Llegó a lo que parecía ser una habitación, un dormitorio. Dentro de ésta, lo típico; una cama, repisas, una pequeña mesita para las velas y para apoyar algún que otro libro de lectura nocturna. A la derecha, se encontraba lo que, a simple vista, era un armario. Claramente, al abrirlo, no era más que algo falso. Dentro de éste, una trampilla, también del mismo material que estaba construida toda la mansión, si así se quería llamar. Al menos, en la cabeza de la kunoichi lo era. Nunca había sido especialmente rica. Bajó por las escaleras al abrir las pequeñas puertas, que tenían detalles de acero. Era una distancia considerable. Literalmente, era como entrar a un nido de ratas. Su actividad ilícita se realizaría bajo la mismísima tierra. Una metáfora, aludiendo a que el bajo mundo… era realmente bajo. Y ahora, estarían literalmente debajo de él. Una alegoría a que eran, o iban a ser, la base del nuevo bajo mundo que formarían.
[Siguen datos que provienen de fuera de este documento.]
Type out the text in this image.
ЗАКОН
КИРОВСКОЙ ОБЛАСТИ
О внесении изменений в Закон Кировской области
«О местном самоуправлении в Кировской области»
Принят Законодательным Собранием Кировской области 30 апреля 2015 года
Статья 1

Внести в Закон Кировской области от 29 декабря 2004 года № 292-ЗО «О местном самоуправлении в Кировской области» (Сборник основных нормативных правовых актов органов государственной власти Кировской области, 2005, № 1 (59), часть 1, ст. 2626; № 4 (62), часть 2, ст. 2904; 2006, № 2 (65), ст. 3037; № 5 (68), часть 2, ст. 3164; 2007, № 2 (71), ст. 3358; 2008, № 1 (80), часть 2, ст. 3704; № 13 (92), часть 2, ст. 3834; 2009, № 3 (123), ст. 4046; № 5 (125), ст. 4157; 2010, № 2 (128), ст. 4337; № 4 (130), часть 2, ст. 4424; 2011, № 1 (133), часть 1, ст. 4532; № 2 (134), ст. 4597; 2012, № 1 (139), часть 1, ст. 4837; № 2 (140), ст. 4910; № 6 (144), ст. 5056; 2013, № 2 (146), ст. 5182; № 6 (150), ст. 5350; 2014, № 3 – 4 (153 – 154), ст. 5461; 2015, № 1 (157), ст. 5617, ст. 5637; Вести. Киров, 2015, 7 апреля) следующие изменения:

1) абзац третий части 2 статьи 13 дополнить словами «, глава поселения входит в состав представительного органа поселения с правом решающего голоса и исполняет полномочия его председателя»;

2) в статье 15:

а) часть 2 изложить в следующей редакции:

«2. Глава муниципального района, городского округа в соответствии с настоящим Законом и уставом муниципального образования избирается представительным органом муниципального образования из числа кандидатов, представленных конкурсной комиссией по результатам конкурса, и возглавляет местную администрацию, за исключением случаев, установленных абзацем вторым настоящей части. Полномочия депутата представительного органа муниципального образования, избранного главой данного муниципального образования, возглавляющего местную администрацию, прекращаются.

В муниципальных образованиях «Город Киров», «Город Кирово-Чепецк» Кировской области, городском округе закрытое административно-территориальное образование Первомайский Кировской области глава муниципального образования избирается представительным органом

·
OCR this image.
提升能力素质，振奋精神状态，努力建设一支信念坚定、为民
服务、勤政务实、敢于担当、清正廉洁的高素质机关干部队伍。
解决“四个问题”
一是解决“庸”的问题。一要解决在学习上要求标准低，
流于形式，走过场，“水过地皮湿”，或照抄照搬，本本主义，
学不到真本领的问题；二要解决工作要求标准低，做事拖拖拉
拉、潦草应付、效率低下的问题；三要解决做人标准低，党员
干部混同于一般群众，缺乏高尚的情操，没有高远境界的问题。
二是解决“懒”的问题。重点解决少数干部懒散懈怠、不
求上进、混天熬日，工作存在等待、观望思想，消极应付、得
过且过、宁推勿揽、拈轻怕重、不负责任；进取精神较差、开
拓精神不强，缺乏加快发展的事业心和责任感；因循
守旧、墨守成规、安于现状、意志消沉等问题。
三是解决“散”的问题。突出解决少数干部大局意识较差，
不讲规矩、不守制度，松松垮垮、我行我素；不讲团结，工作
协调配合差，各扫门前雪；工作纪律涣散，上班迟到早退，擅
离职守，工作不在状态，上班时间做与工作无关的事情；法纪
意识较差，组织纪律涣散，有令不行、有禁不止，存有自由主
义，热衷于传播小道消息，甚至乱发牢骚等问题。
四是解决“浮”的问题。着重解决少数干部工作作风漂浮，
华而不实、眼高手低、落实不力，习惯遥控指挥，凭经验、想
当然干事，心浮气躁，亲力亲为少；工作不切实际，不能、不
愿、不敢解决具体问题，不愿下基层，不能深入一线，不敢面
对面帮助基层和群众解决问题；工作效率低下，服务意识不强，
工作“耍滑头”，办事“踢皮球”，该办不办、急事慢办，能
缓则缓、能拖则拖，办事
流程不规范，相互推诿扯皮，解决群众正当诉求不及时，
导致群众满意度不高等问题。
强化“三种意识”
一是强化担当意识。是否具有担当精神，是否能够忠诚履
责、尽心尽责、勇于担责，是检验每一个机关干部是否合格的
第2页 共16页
–Una madriguera. Si… es un buen nombre para este lugar. La madriguera. –Se sentía una especie de poeta, aunque hablaba sola. Le gustaba monologar consigo misma, o con su otra yo.

Caminó luego de bajar las escaleras, viendo una mesa imponente en el centro de la sala. Parecía ser de cerezo, o algún material similar a este tipo de madera resistente. Roble no podía ser; era demasiado clara para ser de éste árbol, caracterizado por sus construcciones un tanto más oscuras. Supuso que era el primero de los supuestos. Cinco sillas se distribuían alrededor de ella. Evidentemente, una para cada miembro de la organización. La peliazul había pensado en todo. Hushika se sorprendió. Miró, hacia su oriente, algo que estaba en la pared. Parecía ser un gran tablón. Un mapeado se alzaba en éste, con distintos documentos, hilados uno con el otro, interconectados entre sí hasta en distintos puntos del plano. No tardó mucho tiempo en comenzar a leer.

–Bien, parece que hay varios encargos por realizar. Si éste es el plan de Akkarin, estoy de acuerdo con ella. –Seguía su monólogo. Se ponía la capucha mientras lo hacía. –Hay mucho trabajo que hacer. –Miraba hacia abajo, mientras luego soltaba una carcajada. –Esto… ¡Esto me dará poder! –Una risa diabólica podría escucharse perfectamente si se estaba en la vivienda a esas horas. A partir de ahora, una nueva etapa comenzaría.